Patient Payment Policy & Procedure Billing Information

Thank you for choosing Unio Specialty Care (fka Genesis Healthcare Partners). Our physicians are committed to providing you the best possible medical care. The following information is provided to avoid any confusion regarding payment for professional medical services and procedures. Our Billing Department will work with you to ensure that your claim is filed accurately and promptly. Patient payment policy details:
  • All co-pay, co-insurance, or deductible payments will be collected in full at the time of service.
  • If we are in-network with your insurance plan, we will not discount our services by any further amount after your insurance company has processed your claim and informed us of your responsibility.
  • If we are not contracted with your insurance company, we will bill them, as a courtesy, on your behalf.
  • It is our policy to retain your credit/debit card information on file to use for settlement of your account balances. Our office staff will request your card at the time of your visit and information is stored in our billing system securely. If you authorize automatic payment, you will be notified via email of your balance before processing.
  • If your account is overdue for more than 120 days after your insurance has paid its portion, your balance may be referred to a collection agency once we have exhausted all efforts for voluntary payment.
  • Patients without insurance are required to pay at the time of service with either a credit/debit card or cash.
  • The following Fees may be assessed for missed appointments, failure to notify us of cancellation with the timeframes below, or if you show up more than 15 minutes late to an appointment:
    • Fee for Office Visits – $50 (notification of cancellation required, minimum of 2 business days)
    • Fee for Procedures – $200 (notification of cancellation required, minimum of 5 business days)
    • Fee for Non-Office Procedures – $300 (notification of cancellation required, minimum of 5 business days)
    • Device/Equipment Replacement Fee – up to $5000 (in the event the equipment is lost or damaged upon return)
    • Showing up more than 15 minutes late may be rescheduled and/or subject to the Fees above.
    • Returned Check Fee: $25

Procedure Billing

PLEASE BE AWARE THAT YOU MAY RECEIVE FOUR SEPARATE BILLS:

  1. YOU WILL RECEIVE A BILL FROM THE PHYSICIAN PERFORMING YOUR PROCEDURE
  2. IF DONE OUTSIDE OUR OFFICE, YOU WILL RECEIVE A FACILITY BILL FROM THE HOSPITAL OR SURGERY CENTER WHERE YOUR PROCEDURE IS SCHEDULED TO BE PERFORMED
  3. IF YOU ELECT TO HAVE ANESTHETIC, THERE WILL BE A BILL FROM AN ANESTHESIOLOGIST OR CERTIFIED NURSE ANESTHETIST. PAYMENT FOR ANESTHESIA MAY BE REQUIRED IN ADVANCED OR AT THE TIME OF SERVICE.
  4. IF ANY BIOPSIES ARE TAKEN OR POLYPS REMOVED, YOU MAY RECEIVE A BILL FROM THE PATHOLOGY LAB.

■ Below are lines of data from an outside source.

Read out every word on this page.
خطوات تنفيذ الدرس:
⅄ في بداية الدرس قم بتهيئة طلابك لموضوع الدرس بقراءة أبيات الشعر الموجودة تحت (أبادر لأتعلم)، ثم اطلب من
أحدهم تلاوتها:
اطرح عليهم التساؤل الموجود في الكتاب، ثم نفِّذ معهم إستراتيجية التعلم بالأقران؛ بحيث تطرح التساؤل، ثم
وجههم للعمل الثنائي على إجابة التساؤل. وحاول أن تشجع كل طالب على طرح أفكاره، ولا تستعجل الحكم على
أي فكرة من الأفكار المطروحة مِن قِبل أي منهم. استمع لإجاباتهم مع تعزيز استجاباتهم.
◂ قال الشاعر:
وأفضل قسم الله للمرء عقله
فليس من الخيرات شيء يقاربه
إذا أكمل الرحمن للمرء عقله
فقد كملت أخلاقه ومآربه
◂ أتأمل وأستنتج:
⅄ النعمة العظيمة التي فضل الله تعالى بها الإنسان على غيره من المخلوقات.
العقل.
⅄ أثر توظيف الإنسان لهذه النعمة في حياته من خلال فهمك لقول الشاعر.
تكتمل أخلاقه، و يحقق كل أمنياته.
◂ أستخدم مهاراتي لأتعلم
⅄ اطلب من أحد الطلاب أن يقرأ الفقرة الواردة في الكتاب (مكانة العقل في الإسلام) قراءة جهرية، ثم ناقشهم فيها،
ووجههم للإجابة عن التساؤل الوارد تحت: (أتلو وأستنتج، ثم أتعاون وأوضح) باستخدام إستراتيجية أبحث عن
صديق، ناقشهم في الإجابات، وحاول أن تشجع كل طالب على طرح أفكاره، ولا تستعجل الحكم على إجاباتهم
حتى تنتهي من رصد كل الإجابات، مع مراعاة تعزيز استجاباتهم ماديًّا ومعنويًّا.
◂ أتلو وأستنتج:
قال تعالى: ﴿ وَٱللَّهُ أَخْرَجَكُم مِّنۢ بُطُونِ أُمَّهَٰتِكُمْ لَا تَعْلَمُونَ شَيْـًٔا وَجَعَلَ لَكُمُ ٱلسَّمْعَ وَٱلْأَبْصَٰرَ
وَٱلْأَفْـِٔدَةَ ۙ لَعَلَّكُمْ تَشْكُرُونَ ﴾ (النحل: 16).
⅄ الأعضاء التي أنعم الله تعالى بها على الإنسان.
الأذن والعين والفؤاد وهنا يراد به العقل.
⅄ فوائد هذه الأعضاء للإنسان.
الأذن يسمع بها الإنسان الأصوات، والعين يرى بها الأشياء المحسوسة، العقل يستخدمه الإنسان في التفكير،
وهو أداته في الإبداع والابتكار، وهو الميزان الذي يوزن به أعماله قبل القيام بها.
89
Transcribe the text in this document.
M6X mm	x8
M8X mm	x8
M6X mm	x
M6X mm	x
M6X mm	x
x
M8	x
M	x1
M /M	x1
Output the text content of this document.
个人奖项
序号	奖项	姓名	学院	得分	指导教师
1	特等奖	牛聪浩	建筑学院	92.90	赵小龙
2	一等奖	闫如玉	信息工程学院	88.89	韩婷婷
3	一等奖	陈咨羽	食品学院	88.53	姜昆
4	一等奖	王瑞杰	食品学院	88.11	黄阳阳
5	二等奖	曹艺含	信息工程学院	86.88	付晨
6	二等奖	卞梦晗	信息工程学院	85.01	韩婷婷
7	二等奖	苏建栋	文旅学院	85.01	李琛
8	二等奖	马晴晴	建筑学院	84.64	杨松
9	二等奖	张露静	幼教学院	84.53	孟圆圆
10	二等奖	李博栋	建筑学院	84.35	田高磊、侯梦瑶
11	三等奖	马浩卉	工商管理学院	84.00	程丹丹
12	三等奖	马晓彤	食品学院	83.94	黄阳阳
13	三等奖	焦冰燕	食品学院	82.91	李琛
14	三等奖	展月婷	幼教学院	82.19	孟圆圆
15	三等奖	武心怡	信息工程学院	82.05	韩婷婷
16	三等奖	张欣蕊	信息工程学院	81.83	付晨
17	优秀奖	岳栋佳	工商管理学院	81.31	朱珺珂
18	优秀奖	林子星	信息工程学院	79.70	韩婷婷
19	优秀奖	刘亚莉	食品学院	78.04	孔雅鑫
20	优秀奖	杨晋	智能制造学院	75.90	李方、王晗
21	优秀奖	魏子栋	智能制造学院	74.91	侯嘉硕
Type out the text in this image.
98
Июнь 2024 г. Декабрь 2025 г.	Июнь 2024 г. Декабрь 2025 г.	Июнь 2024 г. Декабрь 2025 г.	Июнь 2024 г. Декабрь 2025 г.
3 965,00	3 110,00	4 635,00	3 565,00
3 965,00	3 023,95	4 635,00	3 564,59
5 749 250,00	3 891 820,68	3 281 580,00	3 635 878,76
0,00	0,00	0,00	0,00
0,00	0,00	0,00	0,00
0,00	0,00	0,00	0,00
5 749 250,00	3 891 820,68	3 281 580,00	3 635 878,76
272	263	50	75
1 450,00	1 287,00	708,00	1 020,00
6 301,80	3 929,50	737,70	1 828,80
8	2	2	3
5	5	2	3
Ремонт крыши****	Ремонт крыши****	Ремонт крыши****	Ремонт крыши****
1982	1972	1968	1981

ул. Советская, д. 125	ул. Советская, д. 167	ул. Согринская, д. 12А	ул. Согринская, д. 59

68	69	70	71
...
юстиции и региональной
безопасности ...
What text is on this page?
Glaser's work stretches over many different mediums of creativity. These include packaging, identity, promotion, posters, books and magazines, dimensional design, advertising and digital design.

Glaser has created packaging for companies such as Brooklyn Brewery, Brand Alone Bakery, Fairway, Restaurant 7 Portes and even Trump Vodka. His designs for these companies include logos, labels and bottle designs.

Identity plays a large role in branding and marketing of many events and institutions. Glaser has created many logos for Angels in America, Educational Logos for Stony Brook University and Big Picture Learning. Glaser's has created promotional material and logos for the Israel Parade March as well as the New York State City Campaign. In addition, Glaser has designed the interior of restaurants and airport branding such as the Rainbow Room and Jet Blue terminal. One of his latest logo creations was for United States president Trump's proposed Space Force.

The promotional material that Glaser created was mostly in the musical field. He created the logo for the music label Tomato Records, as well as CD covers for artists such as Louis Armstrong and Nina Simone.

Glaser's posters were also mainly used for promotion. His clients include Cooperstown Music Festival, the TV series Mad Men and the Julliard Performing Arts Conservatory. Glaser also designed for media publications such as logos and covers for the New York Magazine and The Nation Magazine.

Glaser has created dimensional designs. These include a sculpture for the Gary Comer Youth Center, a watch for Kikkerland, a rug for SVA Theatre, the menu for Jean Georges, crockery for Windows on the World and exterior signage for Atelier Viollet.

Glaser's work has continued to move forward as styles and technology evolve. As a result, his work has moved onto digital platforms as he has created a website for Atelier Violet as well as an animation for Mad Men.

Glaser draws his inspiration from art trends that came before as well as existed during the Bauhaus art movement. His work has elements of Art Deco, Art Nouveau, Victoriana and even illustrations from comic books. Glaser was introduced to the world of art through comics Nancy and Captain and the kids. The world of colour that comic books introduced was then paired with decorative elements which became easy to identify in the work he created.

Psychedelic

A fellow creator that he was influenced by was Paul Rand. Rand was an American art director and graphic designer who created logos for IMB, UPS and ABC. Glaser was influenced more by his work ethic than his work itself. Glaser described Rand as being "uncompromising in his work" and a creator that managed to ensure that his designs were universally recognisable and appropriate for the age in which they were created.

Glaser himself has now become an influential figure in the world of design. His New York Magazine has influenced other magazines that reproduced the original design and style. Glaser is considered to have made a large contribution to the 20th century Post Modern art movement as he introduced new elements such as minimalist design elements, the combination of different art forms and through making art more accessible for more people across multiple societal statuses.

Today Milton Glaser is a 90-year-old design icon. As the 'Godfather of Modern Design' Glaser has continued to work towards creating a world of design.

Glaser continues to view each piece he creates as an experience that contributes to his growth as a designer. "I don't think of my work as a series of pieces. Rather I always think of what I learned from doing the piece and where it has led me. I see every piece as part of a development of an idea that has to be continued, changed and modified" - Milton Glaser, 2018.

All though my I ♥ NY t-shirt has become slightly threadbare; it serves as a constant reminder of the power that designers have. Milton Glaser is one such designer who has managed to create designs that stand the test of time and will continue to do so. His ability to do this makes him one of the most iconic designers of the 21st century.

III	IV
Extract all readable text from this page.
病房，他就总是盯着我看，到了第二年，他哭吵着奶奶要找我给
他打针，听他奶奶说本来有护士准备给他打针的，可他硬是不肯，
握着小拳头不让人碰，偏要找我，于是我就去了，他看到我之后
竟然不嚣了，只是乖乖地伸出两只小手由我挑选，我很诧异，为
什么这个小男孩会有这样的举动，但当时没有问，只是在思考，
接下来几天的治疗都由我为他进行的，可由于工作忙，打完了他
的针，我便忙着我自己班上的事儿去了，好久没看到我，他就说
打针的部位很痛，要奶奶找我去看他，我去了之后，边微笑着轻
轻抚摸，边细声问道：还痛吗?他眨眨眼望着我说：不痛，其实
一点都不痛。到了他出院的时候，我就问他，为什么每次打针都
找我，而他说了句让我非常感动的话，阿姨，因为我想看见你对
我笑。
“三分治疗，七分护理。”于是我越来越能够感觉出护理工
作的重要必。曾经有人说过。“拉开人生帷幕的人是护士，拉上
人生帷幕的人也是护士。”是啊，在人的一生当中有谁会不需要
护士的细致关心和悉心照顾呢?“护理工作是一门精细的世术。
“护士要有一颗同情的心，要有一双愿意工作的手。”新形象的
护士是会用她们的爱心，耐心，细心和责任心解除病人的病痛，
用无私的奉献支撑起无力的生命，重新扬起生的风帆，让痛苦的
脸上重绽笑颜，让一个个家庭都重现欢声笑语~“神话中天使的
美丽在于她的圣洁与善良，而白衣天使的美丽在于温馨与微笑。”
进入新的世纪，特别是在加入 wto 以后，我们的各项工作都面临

IMPORTANT: If you have had past and/or present gastrointestinal symptoms, polyps, GI disease, iron-deficiency anemias, any other abnormal tests, and/or a family history of GI conditions, your procedure may not be covered under preventative benefits and standard insurance benefits will apply (i.e. annual deductible, co-pay and co-insurance).

SB 1061: A holder of this medical debt contract is prohibited by Section 1785.27 of the Civil Code from furnishing any information related to this debt to a consumer credit reporting agency. In addition to any other penalties allowed by law, if a person knowingly violates that section by furnishing information regarding this debt to a consumer credit reporting agency, the debt shall be void and unenforceable.